In late April the U.S. Supreme Court heard a case involving a California police officer, his agency-issued pager and sexually charged messages transmitted between the officer and three others. Numerous factions had their eye on this particular case because of the legal questions it raised regarding the SWAT team member’s reasonable expectation of privacy on a city-owned device and public access to government communications, among others.
As of press time, the Supreme Court’s decision on the case was not available. However, the predicament at heart of the situation got me thinking about how much technology has evolved since the days of the pager and how much of our personal information is floating around the electronic world.
In terms of technology, this case is old. I haven’t seen a pager in years and most folks now have smartphones capable of accessing e-mail and the Internet, as well as sending picture messages, all of which were rare capabilities in 2002 when Sgt. Jeff Quon of the Ontario PD sent the sexually explicit texts to his estranged wife, girlfriend and another officer at the department.
Where it may have once been more convenient to use work-issued cell phones and e-mail for dual purpose communications, I consider that old reasoning. The problem that Quon faced in 2002 is much easier to solve today.
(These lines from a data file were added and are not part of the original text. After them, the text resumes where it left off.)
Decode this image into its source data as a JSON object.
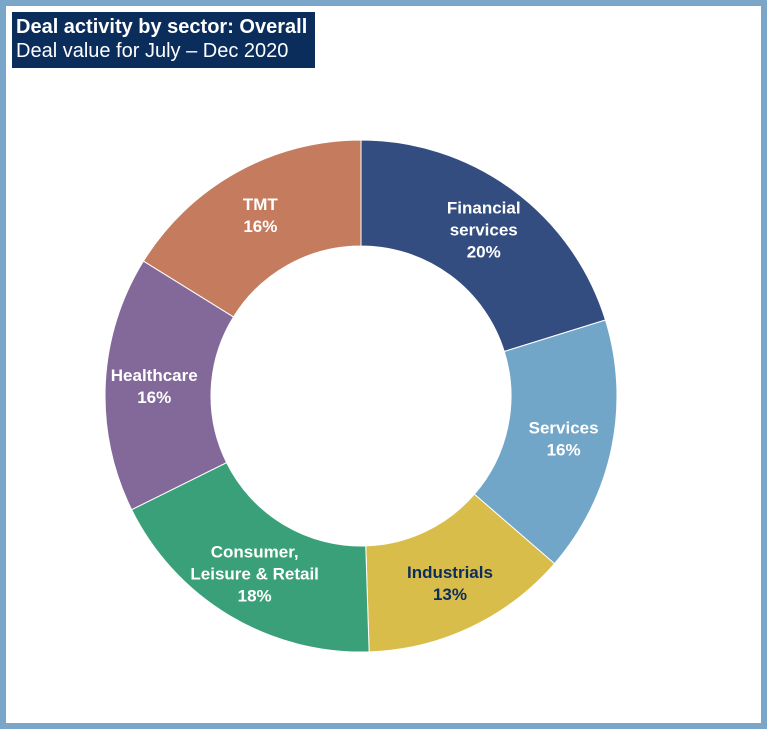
{
  "header": {
    "title": "Deal activity by sector: Overall",
    "subtitle": "Deal value for July  – Dec 2020"
  },
  "colors": {
    "frame_border": "#7aa7c9",
    "title_bg": "#0b2d5b",
    "title_text": "#ffffff",
    "label_light": "#ffffff",
    "label_dark": "#0b2d5b"
  },
  "chart_data": {
    "type": "pie",
    "donut": true,
    "title": "Deal activity by sector: Overall",
    "subtitle": "Deal value for July  – Dec 2020",
    "unit": "%",
    "slices": [
      {
        "name": "Financial services",
        "label_lines": [
          "Financial",
          "services"
        ],
        "value": 20,
        "value_label": "20%",
        "color": "#334d80",
        "label_color": "#ffffff"
      },
      {
        "name": "Services",
        "label_lines": [
          "Services"
        ],
        "value": 16,
        "value_label": "16%",
        "color": "#72a6c8",
        "label_color": "#ffffff"
      },
      {
        "name": "Industrials",
        "label_lines": [
          "Industrials"
        ],
        "value": 13,
        "value_label": "13%",
        "color": "#d9bd4a",
        "label_color": "#0b2d5b"
      },
      {
        "name": "Consumer, Leisure & Retail",
        "label_lines": [
          "Consumer,",
          "Leisure & Retail"
        ],
        "value": 18,
        "value_label": "18%",
        "color": "#3aa07a",
        "label_color": "#ffffff"
      },
      {
        "name": "Healthcare",
        "label_lines": [
          "Healthcare"
        ],
        "value": 16,
        "value_label": "16%",
        "color": "#83699a",
        "label_color": "#ffffff"
      },
      {
        "name": "TMT",
        "label_lines": [
          "TMT"
        ],
        "value": 16,
        "value_label": "16%",
        "color": "#c47b5e",
        "label_color": "#ffffff"
      }
    ]
  }
}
Officers can now set up their own e-mail accounts for free and many have electronics like cell phones for private use in addition to work-issued devices. They can utilize the privacy features available on social networking sites that they’d prefer stay personal.
With the avenues of electronic interaction available now, it’s all the more important to keep a vigilant watch on the information that you’d rather not share publicly.
Pagers are old news, but electronic discretion is in vogue now more than ever.